Les attentes à l’égard de la justice sont énormes. Celle-ci n’est pourtant faite que d’hommes et de femmes faillibles, dont on espère qu’ils jugent comme ils aimeraient eux-mêmes être jugés, en recherchant la part d’humanité qui nous relie à tout accusé, même celui coupable des faits les plus graves.
Anne-Marie Gallen présente ensuite la nouvelle juridiction que constitue la cour criminelle départementale.
La création des cours criminelles départementales repose sur le constat que, confrontée à l’inflation des procédures criminelle, la Cour d’assises peinait depuis de nombreuses années à remplir son rôle premier, à savoir celui de juger les affaires criminelles dans un délai raisonnable et celui de juger toutes les affaires susceptibles de revêtir une qualification criminelle. En effet, un grand nombre de dossiers criminels impliquant des accusés libres n’étaient plus jugés qu’au compte-goutte. Par ailleurs, la pratique massive de la correctionnalisation, pour faire face à l’afflux des procédures de viols à la suite des évolutions de la société, aboutissait à dégrader ces crimes en agressions sexuelles, pour les juger devant les tribunaux correctionnels, au risque de méconnaître l’intérêt de la victime et de fausser la réponse judiciaire. Ces constats ont conduit à l’expérimentation puis à la création de la cour criminelle départementale (CCD) dans le but de juger plus vite et de juger mieux. La Cour d’assises reste compétente en appel et pour les crimes les plus graves ; la CCD permet de juger les crimes punis jusqu’à 20 ans de réclusion criminelle par des majeurs non-récidivistes, essentiellement les viols, les coups mortels et les vols à main armée. La cour criminelle est composée d’un président et de 4 assesseurs.
Suite aux résultats favorables de l’expérimentation menée, la loi du 23 décembre 2021, dite « loi pour la confiance dans l’institution judiciaire », a créé la cour criminelle départementale.
Une mobilisation négative des avocats pénalistes et de certains syndicats de magistrats s’est manifestée dès le début de l’expérimentation des CCD, les principales critiques émises tenant à la perte supposée de l’oralité et à celui d’une justice de l’entre-soi, ainsi qu’aux difficultés à mobiliser des magistrats.

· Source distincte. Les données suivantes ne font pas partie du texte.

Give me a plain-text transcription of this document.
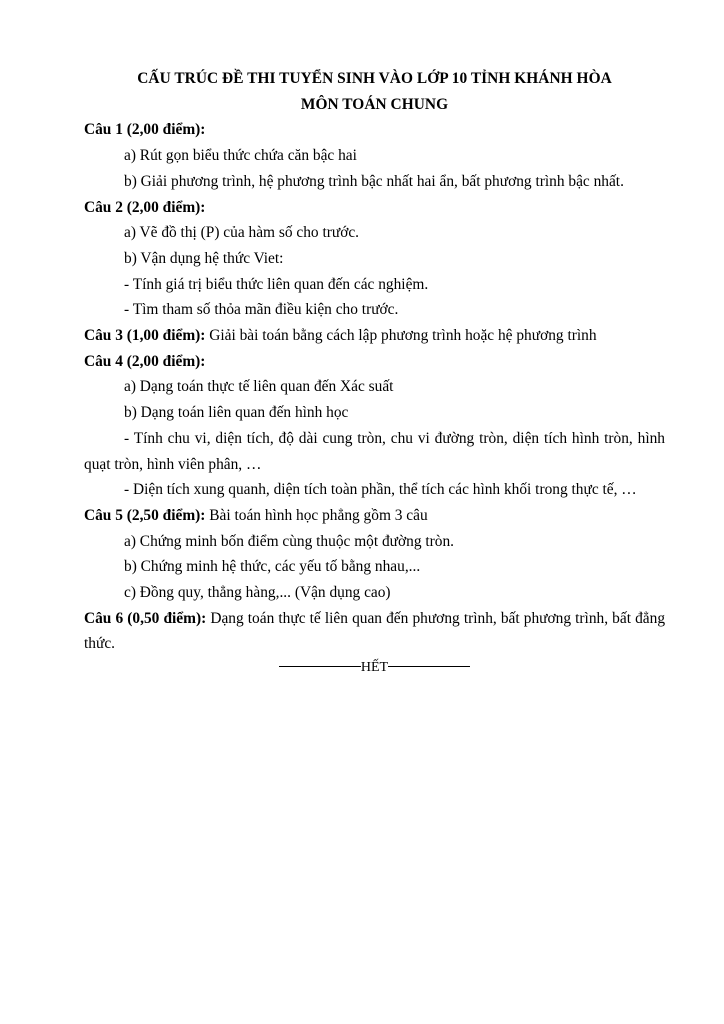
CẤU TRÚC ĐỀ THI TUYỂN SINH VÀO LỚP 10 TỈNH KHÁNH HÒA
MÔN TOÁN CHUNG
Câu 1 (2,00 điểm):
a) Rút gọn biểu thức chứa căn bậc hai
b) Giải phương trình, hệ phương trình bậc nhất hai ẩn, bất phương trình bậc nhất.
Câu 2 (2,00 điểm):
a) Vẽ đồ thị (P) của hàm số cho trước.
b) Vận dụng hệ thức Viet:
- Tính giá trị biểu thức liên quan đến các nghiệm.
- Tìm tham số thỏa mãn điều kiện cho trước.
Câu 3 (1,00 điểm): Giải bài toán bằng cách lập phương trình hoặc hệ phương trình
Câu 4 (2,00 điểm):
a) Dạng toán thực tế liên quan đến Xác suất
b) Dạng toán liên quan đến hình học
- Tính chu vi, diện tích, độ dài cung tròn, chu vi đường tròn, diện tích hình tròn, hình quạt tròn, hình viên phân, …
- Diện tích xung quanh, diện tích toàn phần, thể tích các hình khối trong thực tế, …
Câu 5 (2,50 điểm): Bài toán hình học phẳng gồm 3 câu
a) Chứng minh bốn điểm cùng thuộc một đường tròn.
b) Chứng minh hệ thức, các yếu tố bằng nhau,...
c) Đồng quy, thẳng hàng,... (Vận dụng cao)
Câu 6 (0,50 điểm): Dạng toán thực tế liên quan đến phương trình, bất phương trình, bất đẳng thức.
HẾT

Toutefois l’expérimentation des CCD a permis de montrer que le contradictoire et l’oralité des débats étaient respectés, les délais étaient raccourcis et les coûts financiers restreints. Par ailleurs, le modèle de la Cour d’assises avec jurés n’est pas sans défaut et doit faire face à la difficulté à composer des jurys, tellement les demandes de dispense sont nombreuses aujourd’hui.
Si l’on s’accorde sur le droit de chacun, accusé ou victime, d’être jugé dans un délai raisonnable – ce que proclame la convention européenne de sauvegarde des droits de l’homme – et sur la nécessité de réduire la détention provisoire, on ne peut que s’accorder sur la nécessité de juger plus rapidement. La justice doit donc se réinventer, magistrats et avocats doivent y contribuer.